Changing face of terrorism risk insurance

With the incidents of lone wolf terrorist attacks increasing as well as the latest series of attacks across the world, terrorism has unfortunately become a very real risk almost every where in the world.

Bomb blasts are not just limited to war zones anymore and suicide bomber is a term everyone knows and fears.

Increase your terrorism risk awareness at the 2016 NIBA Convention

Keeping in mind the rising threats of terrorism and its effects on the insurance industry, the 2016 NIBA Convention has a panel session dedicated to terrorism insurance in Australia which will include a presentation from Mike Pennell the Chief Underwriting Officer at ARPC.

The recently released Marsh 2016 Terrorism Risk Insurance Report summarises terrorism risk insurance trends, provides bench-marking related to terrorism insurance take-up rates and pricing, and offers risk management solutions for terrorism exposures.

The report states “As small group and ‘lone wolf’ terrorist attacks appear to be the changing face of terrorism, many organisations are assessing their coverage for indirect losses stemming from business interruption risks.”
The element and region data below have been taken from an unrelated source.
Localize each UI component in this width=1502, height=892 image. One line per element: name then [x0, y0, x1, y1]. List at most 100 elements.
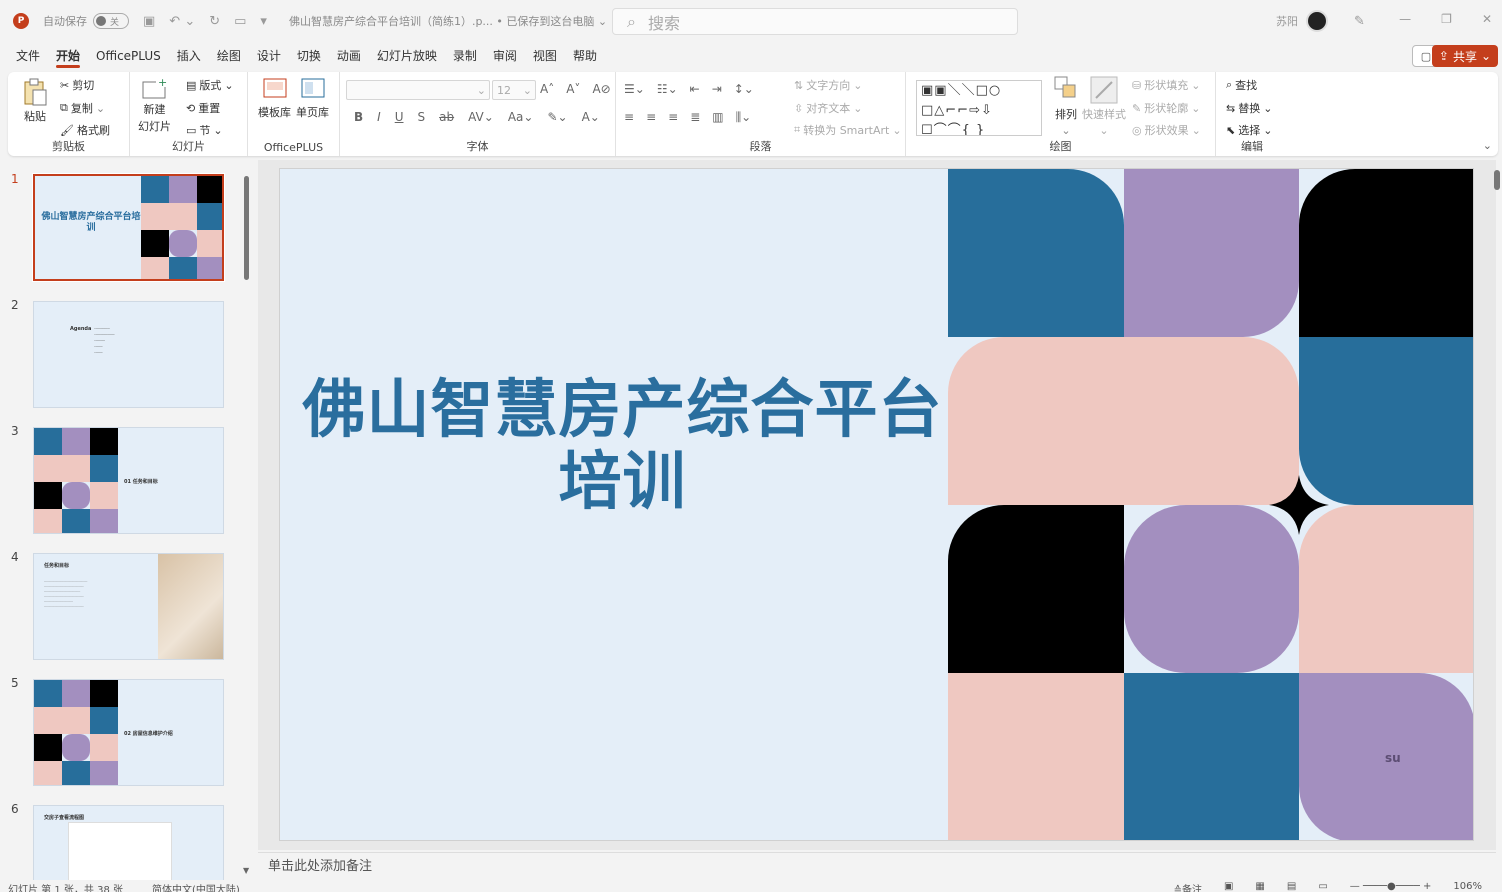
document-title[interactable]: 佛山智慧房产综合平台培训（简练1）.p... • 已保存到这台电脑 ⌄	[289, 13, 607, 29]
customize-quick-access-icon[interactable]: ▾	[260, 14, 267, 29]
slide-sorter-icon[interactable]: ▦	[1255, 881, 1264, 892]
tab-view[interactable]: 视图	[525, 42, 565, 70]
scroll-down-icon[interactable]: ▼	[243, 866, 249, 875]
paste-button[interactable]: 粘贴	[22, 78, 48, 124]
save-icon[interactable]: ▣	[143, 14, 155, 29]
scrollbar-thumb[interactable]	[244, 176, 249, 280]
font-size-field[interactable]: 12 ⌄	[492, 80, 536, 100]
justify-icon[interactable]: ≣	[690, 110, 700, 125]
normal-view-icon[interactable]: ▣	[1224, 881, 1233, 892]
quick-styles-button[interactable]: 快速样式 ⌄	[1082, 76, 1126, 137]
avatar[interactable]	[1306, 10, 1328, 32]
align-text-button[interactable]: ⇳ 对齐文本 ⌄	[794, 100, 862, 116]
bullets-icon[interactable]: ☰⌄	[624, 82, 645, 96]
zoom-slider[interactable]: — ────●──── +	[1350, 881, 1432, 892]
tab-review[interactable]: 审阅	[485, 42, 525, 70]
undo-icon[interactable]: ↶ ⌄	[169, 14, 195, 29]
share-button[interactable]: ⇪ 共享 ⌄	[1432, 45, 1498, 67]
text-direction-button[interactable]: ⇅ 文字方向 ⌄	[794, 77, 862, 93]
font-family-field[interactable]: ⌄	[346, 80, 490, 100]
font-color-icon[interactable]: A⌄	[582, 110, 600, 124]
shapes-gallery[interactable]: ▣▣＼＼□○ □△⌐⌐⇨⇩ ☐⌒⌒{ }	[916, 80, 1042, 136]
highlight-icon[interactable]: ✎⌄	[547, 110, 567, 124]
underline-icon[interactable]: U	[395, 110, 404, 124]
bold-icon[interactable]: B	[354, 110, 363, 124]
notes-pane[interactable]: 单击此处添加备注	[258, 852, 1496, 880]
copy-button[interactable]: ⧉ 复制 ⌄	[60, 100, 105, 116]
new-slide-button[interactable]: + 新建 幻灯片	[138, 76, 171, 134]
increase-indent-icon[interactable]: ⇥	[712, 82, 722, 96]
tab-record[interactable]: 录制	[445, 42, 485, 70]
find-button[interactable]: ⌕ 查找	[1226, 77, 1257, 93]
smartart-button[interactable]: ⌗ 转换为 SmartArt ⌄	[794, 122, 902, 138]
change-case-icon[interactable]: Aa⌄	[508, 110, 534, 124]
thumbnail-scrollbar[interactable]: ▼	[243, 170, 250, 878]
redo-icon[interactable]: ↻	[209, 14, 220, 29]
reading-view-icon[interactable]: ▤	[1287, 881, 1296, 892]
slide-thumbnail-4[interactable]: 任务和目标 ──────────────────────── ──────────…	[33, 553, 224, 660]
strikethrough-icon[interactable]: ab	[439, 110, 454, 124]
tab-officeplus[interactable]: OfficePLUS	[88, 42, 169, 70]
decrease-indent-icon[interactable]: ⇤	[690, 82, 700, 96]
single-page-button[interactable]: 单页库	[296, 78, 329, 120]
restore-icon[interactable]: ❐	[1441, 12, 1452, 26]
slide-thumbnail-5[interactable]: 02 房屋信息维护介绍	[33, 679, 224, 786]
tab-animations[interactable]: 动画	[329, 42, 369, 70]
notes-toggle[interactable]: ≙备注	[1174, 881, 1202, 892]
slides-group: + 新建 幻灯片 ▤ 版式 ⌄ ⟲ 重置 ▭ 节 ⌄ 幻灯片	[130, 72, 248, 156]
align-center-icon[interactable]: ≡	[646, 110, 656, 125]
pen-icon[interactable]: ✎	[1354, 14, 1365, 29]
template-library-button[interactable]: 模板库	[258, 78, 291, 120]
slide-title[interactable]: 佛山智慧房产综合平台 培训	[300, 374, 945, 518]
columns-icon[interactable]: ⫼⌄	[736, 110, 752, 125]
slide-scrollbar-thumb[interactable]	[1494, 170, 1500, 190]
italic-icon[interactable]: I	[377, 110, 381, 124]
slide-thumbnail-6[interactable]: 交房子查看流程图	[33, 805, 224, 880]
search-input[interactable]: ⌕ 搜索	[612, 8, 1018, 35]
shape-fill-button[interactable]: ⛁ 形状填充 ⌄	[1132, 77, 1200, 93]
tab-file[interactable]: 文件	[8, 42, 48, 70]
tab-design[interactable]: 设计	[249, 42, 289, 70]
reset-button[interactable]: ⟲ 重置	[186, 100, 220, 116]
tab-insert[interactable]: 插入	[169, 42, 209, 70]
tab-draw[interactable]: 绘图	[209, 42, 249, 70]
slide-thumbnail-1[interactable]: 佛山智慧房产综合平台培训	[32, 173, 225, 282]
shrink-font-icon[interactable]: A˅	[566, 82, 580, 96]
clear-format-icon[interactable]: A⊘	[592, 82, 610, 96]
autosave-toggle[interactable]: 关	[93, 13, 129, 29]
current-slide[interactable]: 佛山智慧房产综合平台 培训 su	[279, 168, 1474, 841]
close-icon[interactable]: ✕	[1482, 12, 1492, 26]
tab-home[interactable]: 开始	[48, 42, 88, 70]
arrange-button[interactable]: 排列 ⌄	[1054, 76, 1078, 137]
char-spacing-icon[interactable]: AV⌄	[468, 110, 494, 124]
format-painter-button[interactable]: 🖌 格式刷	[60, 122, 110, 138]
grow-font-icon[interactable]: A˄	[540, 82, 554, 96]
status-right: ≙备注 ▣ ▦ ▤ ▭ — ────●──── + 106%	[1174, 881, 1482, 892]
cut-button[interactable]: ✂ 剪切	[60, 77, 94, 93]
tab-slideshow[interactable]: 幻灯片放映	[369, 42, 445, 70]
language-indicator[interactable]: 简体中文(中国大陆)	[152, 881, 240, 892]
line-spacing-icon[interactable]: ↕⌄	[734, 82, 754, 96]
slide-thumbnail-2[interactable]: Agenda ·────── ·──────── ·──── ·─── ·───	[33, 301, 224, 408]
slide-thumbnail-3[interactable]: 01 任务和目标	[33, 427, 224, 534]
shape-outline-button[interactable]: ✎ 形状轮廓 ⌄	[1132, 100, 1200, 116]
align-right-icon[interactable]: ≡	[668, 110, 678, 125]
select-button[interactable]: ⬉ 选择 ⌄	[1226, 122, 1272, 138]
align-left-icon[interactable]: ≡	[624, 110, 634, 125]
present-icon[interactable]: ▭	[234, 14, 246, 29]
shape-effects-button[interactable]: ◎ 形状效果 ⌄	[1132, 122, 1201, 138]
zoom-level[interactable]: 106%	[1453, 881, 1482, 892]
tab-transitions[interactable]: 切换	[289, 42, 329, 70]
layout-button[interactable]: ▤ 版式 ⌄	[186, 77, 234, 93]
slideshow-icon[interactable]: ▭	[1318, 881, 1327, 892]
replace-button[interactable]: ⇆ 替换 ⌄	[1226, 100, 1272, 116]
tab-help[interactable]: 帮助	[565, 42, 605, 70]
minimize-icon[interactable]: —	[1399, 12, 1411, 26]
distributed-icon[interactable]: ▥	[712, 110, 723, 125]
section-button[interactable]: ▭ 节 ⌄	[186, 122, 223, 138]
numbering-icon[interactable]: ☷⌄	[657, 82, 678, 96]
thumb-number: 1	[11, 172, 19, 186]
collapse-ribbon-icon[interactable]: ⌄	[1483, 139, 1492, 152]
shadow-icon[interactable]: S	[418, 110, 426, 124]
user-area[interactable]: 苏阳 ✎	[1276, 10, 1365, 32]
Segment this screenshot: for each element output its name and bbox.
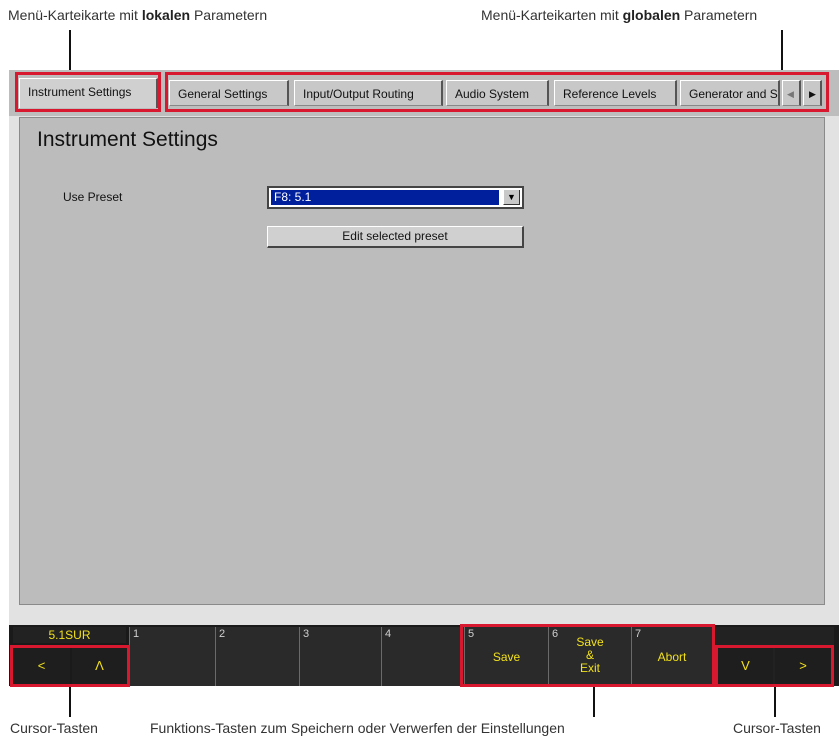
key-number: 4 (385, 628, 392, 640)
callout-line (69, 30, 71, 71)
callout-line (593, 687, 595, 717)
edit-selected-preset-button[interactable]: Edit selected preset (267, 226, 524, 248)
key-number: 1 (133, 628, 140, 640)
annotation-cursor-keys-left: Cursor-Tasten (10, 720, 98, 736)
annotation-cursor-keys-right: Cursor-Tasten (733, 720, 821, 736)
annotation-global-tabs: Menü-Karteikarten mit globalen Parameter… (481, 7, 758, 23)
function-key-4[interactable]: 4 (381, 627, 464, 686)
callout-line (774, 687, 776, 717)
function-key-1[interactable]: 1 (129, 627, 215, 686)
status-display: 5.1SUR (13, 627, 126, 643)
highlight-local-tab (15, 72, 161, 112)
chevron-down-icon[interactable]: ▼ (503, 190, 520, 205)
use-preset-label: Use Preset (63, 190, 123, 204)
preset-value: F8: 5.1 (270, 189, 500, 206)
highlight-global-tabs (165, 72, 829, 112)
preset-dropdown[interactable]: F8: 5.1 ▼ (267, 186, 524, 209)
function-key-2[interactable]: 2 (215, 627, 299, 686)
annotation-local-tab: Menü-Karteikarte mit lokalen Parametern (8, 7, 268, 23)
key-number: 2 (219, 628, 226, 640)
annotation-function-keys: Funktions-Tasten zum Speichern oder Verw… (150, 720, 565, 736)
function-key-3[interactable]: 3 (299, 627, 381, 686)
highlight-cursor-keys-left (10, 645, 130, 687)
highlight-cursor-keys-right (715, 645, 834, 687)
page-title: Instrument Settings (37, 128, 218, 151)
key-number: 3 (303, 628, 310, 640)
highlight-function-keys (460, 624, 715, 687)
callout-line (69, 687, 71, 717)
callout-line (781, 30, 783, 71)
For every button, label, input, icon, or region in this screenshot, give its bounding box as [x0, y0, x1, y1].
Recent attacks driving interest in terrorism risk and insurance

The global broker explained that business disruption costs can outweigh potential cost of property damage if, for example, a city or region was put under curfew, businesses were closed indefinitely, travel was disrupted, or reservations were cancelled. For example, how recent attacks in Egypt, France, Lebanon, and Mali has resulted to about 10 per cent of cancelled booked trips by American travellers and this year’s bombing of Brussels International Airport has caused airlines, hotel chains, and travel websites to experience drops in their stock prices.

The report also states that with this shifting nature of terrorism, companies have begun to inquire whether they are adequately covered for such risks. Among industry sectors, media organisations had the highest take-up rate for terrorism insurance in 2015 and that workers’ compensation markets for terrorism risks generally stabilised.